1. The renal and metabolic effects of the sulphamoylbenzoic acid diuretic,
piretanide, have been studied, under controlled dietary conditions, in 39 patients with congestive
cardiac failure. 2. In acute studies, peak saluresis occurred within 4 h of oral
piretanide administration; saluresis was complete within 6 h, after which a significant antidiuretic effect was observed. Addition of
triamterene, 50 mg, blunted the 0-6 h kaliuretic effect of
piretanide. Over 24 h,
piretanide, alone, caused insignificant urinary losses of
potassium when compared with control. 3. In comparative studies, the
piretanide dose-response curve was found to be parallel to that of
frusemide over the dose range studied. The 0-6 h saluretic responses of
piretanide, 6, 12 and 18 mg, were found to be equivalent to
frusemide, 40, 80 and 120 mg respectively. The collective mean ratios of all the saluretic responses to each dose of
piretanide with the corresponding dose of
frusemide was observed to be 0.99 +/- 0.12, over 0-6 h period, and 0.86 +/- 0.09 over the 24 h period. The relative potency of
piretanide, when compared with
frusemide was found to be 6.18 (95% confidence limits 4.87-8.33), over the 0-6 h period, and 4.73 (95% confidence limits 3.65-6.14), over 24 h period. 4. In 15 patients in severe
cardiac failure, urinary recovery of
piretanide, over first 6 h, at the start of treatment was 21.2 +/- 2.1% while efficiency of the diuretic (mmol Na/mg drug) was 47.3 +/- 4.1. Long-term
piretanide therapy was continued in the same group for up to and in some cases over 3 years.
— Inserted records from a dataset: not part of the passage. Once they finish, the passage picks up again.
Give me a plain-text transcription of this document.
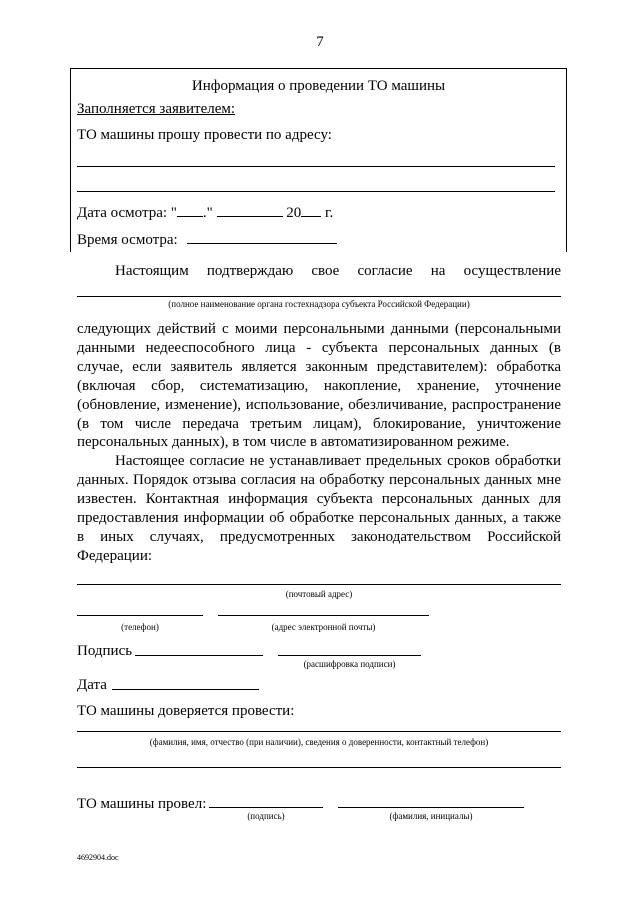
7
Информация о проведении ТО машины
Заполняется заявителем:
ТО машины прошу провести по адресу:
Дата осмотра: " ."	20 г.
Время осмотра:
Настоящим подтверждаю свое согласие на осуществление
(полное наименование органа гостехнадзора субъекта Российской Федерации)

следующих действий с моими персональными данными (персональными данными недееспособного лица - субъекта персональных данных (в случае, если заявитель является законным представителем): обработка (включая сбор, систематизацию, накопление, хранение, уточнение (обновление, изменение), использование, обезличивание, распространение (в том числе передача третьим лицам), блокирование, уничтожение персональных данных), в том числе в автоматизированном режиме.

Настоящее согласие не устанавливает предельных сроков обработки данных. Порядок отзыва согласия на обработку персональных данных мне известен. Контактная информация субъекта персональных данных для предоставления информации об обработке персональных данных, а также в иных случаях, предусмотренных законодательством Российской Федерации:

(почтовый адрес)
(телефон)	(адрес электронной почты)
Подпись
(расшифровка подписи)
Дата
ТО машины доверяется провести:
(фамилия, имя, отчество (при наличии), сведения о доверенности, контактный телефон)
ТО машины провел:
(подпись)	(фамилия, инициалы)
4692904.doc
No other
diuretics or
potassium supplements were given.
Piretanide dosage ranged from 6 to 24 mg day-1 according to clinical need. Plasma
potassium fell significantly at 12 and 24 months, though remaining within the normal range. At these same times, significant elevations in both plasma
urate and total fasting
cholesterol were observed. Two patients developed overt
gout on high dose
piretanide therapy (24 mg day-1).
Piretanide was well tolerated, and effective in the management of congestive
cardiac failure without any other recognized metabolic or electrolyte changes.